There is an intuitive approach to arithmetic of infinite ordinals:
"After all natural numbers comes the first infinite ordinal, $\omega$, and after that come $\omega + 1$, $\omega + 2$, $\omega + 3$, and so on ... After all of these come $\omega\cdot2$ (which is $\omega + \omega$), $\omega\cdot2+1$, $\omega\cdot2+2$, and so on, then $\omega\cdot3$, and then later on $\omega\cdot4$."
https://en.wikipedia.org/wiki/Ordinal_number#Ordinals_extend_the_natural_numbers.
However, before claiming we have an infinite set of multiplies $\omega\cdot n$ we need to make sure they are all unique.
Considering the Quadrants of a cyclically ordered group we can say that all natural numbers (excluding $0$) belong to the first quadrant of the group:
- $0 < \mathbb N < \frac{a}{2}$, whrere $a$ is the (imaginary) apex of the cyclic order of $\mathbb N$.
Applying the definition of $\omega$ we can say that $\frac{a}{2} = \omega$.
From this point of view:
- $\omega\cdot2 = 2\frac{a}{2} = a$;
- $\omega\cdot3 = 3\frac{a}{2} = -\frac{a}{2} = -\omega$;
- $\omega\cdot4 = 4\frac{a}{2} = 2a = 0$.

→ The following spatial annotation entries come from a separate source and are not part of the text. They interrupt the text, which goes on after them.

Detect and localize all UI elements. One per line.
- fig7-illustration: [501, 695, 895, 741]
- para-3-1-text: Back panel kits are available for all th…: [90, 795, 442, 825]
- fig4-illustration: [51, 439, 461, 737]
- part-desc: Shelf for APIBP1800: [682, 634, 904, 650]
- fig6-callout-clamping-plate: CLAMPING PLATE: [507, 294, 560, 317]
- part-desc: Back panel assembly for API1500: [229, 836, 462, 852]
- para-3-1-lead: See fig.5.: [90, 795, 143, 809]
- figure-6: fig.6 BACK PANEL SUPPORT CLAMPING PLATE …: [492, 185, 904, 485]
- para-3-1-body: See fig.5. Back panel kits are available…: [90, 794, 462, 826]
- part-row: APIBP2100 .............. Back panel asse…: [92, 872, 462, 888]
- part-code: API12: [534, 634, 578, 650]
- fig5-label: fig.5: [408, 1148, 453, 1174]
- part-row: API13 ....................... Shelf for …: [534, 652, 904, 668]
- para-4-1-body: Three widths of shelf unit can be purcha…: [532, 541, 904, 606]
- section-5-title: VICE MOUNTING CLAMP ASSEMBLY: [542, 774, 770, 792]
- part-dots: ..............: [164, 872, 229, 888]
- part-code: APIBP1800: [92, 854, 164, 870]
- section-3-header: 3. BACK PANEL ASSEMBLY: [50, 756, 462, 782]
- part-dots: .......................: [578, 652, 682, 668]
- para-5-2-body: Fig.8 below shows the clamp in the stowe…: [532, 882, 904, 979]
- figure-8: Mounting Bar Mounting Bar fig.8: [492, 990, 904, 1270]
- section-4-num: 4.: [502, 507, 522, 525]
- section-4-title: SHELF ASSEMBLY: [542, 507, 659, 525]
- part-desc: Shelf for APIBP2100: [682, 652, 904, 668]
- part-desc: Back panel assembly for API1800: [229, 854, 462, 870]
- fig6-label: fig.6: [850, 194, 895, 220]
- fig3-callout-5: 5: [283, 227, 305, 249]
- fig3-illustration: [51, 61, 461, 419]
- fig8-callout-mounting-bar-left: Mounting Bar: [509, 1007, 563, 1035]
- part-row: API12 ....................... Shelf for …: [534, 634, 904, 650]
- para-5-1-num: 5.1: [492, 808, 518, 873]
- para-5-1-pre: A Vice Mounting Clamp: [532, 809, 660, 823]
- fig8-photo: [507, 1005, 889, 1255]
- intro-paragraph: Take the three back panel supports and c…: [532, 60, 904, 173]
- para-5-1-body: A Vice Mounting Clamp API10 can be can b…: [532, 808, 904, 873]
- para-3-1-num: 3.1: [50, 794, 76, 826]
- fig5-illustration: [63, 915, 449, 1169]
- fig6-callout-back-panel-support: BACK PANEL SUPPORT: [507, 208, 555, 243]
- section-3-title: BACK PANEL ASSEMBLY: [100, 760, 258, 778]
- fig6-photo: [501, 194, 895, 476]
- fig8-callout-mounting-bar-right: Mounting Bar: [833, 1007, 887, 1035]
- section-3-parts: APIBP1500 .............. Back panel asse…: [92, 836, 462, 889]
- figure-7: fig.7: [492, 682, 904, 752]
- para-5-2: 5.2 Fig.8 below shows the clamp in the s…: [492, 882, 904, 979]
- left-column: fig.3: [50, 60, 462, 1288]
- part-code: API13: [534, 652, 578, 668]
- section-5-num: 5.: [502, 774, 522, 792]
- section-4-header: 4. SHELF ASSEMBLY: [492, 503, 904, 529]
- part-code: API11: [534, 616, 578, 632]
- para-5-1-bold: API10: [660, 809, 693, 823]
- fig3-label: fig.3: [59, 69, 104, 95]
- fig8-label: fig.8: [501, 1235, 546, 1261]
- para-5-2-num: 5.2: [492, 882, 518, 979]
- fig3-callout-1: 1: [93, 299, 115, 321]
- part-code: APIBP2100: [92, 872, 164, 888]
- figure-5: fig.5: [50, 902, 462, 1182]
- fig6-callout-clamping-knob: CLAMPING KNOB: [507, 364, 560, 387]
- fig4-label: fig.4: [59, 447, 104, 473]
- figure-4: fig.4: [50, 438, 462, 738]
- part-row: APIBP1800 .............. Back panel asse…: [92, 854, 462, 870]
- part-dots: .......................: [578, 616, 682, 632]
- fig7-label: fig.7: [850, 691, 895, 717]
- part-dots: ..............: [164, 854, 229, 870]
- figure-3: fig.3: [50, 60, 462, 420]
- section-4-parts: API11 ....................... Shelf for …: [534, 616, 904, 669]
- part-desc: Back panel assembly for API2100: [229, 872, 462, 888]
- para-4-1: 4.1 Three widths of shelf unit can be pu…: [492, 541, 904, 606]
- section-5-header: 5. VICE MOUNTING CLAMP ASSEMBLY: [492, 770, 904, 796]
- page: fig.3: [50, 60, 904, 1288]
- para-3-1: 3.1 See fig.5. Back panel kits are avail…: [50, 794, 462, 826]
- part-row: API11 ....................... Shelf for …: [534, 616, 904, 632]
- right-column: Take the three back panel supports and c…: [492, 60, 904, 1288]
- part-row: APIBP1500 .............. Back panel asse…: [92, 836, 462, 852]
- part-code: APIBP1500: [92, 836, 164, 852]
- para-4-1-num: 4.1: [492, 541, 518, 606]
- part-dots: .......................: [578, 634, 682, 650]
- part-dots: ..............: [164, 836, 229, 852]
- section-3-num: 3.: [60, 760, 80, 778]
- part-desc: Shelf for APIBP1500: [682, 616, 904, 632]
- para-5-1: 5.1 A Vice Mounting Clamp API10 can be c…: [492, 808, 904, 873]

Thus, we only have four distinct multiples of $\omega$:
- $\omega\cdot n = \{0, \pm\omega, 2\omega\}$.
Would it be a valid statement?
If not, what is the main difficulty of the approach?
As explained in the comments, there is no group (cyclically ordered or otherwise) that contains 0, 1, and $\omega$ and whose operation is compatible with ordinal addition. Ordinals just don't fit into the framework of cyclically ordered groups.
I would recommend looking at the definition of the ordinals $\omega n$ for $n$ a natural number, and the definition of the linear order on ordinals. It should be easy to see that $\omega n < \omega (n+1)$ for all n: the latter contains the former as an element. In particular, this proves that the ordinals $\omega n$ are all distinct.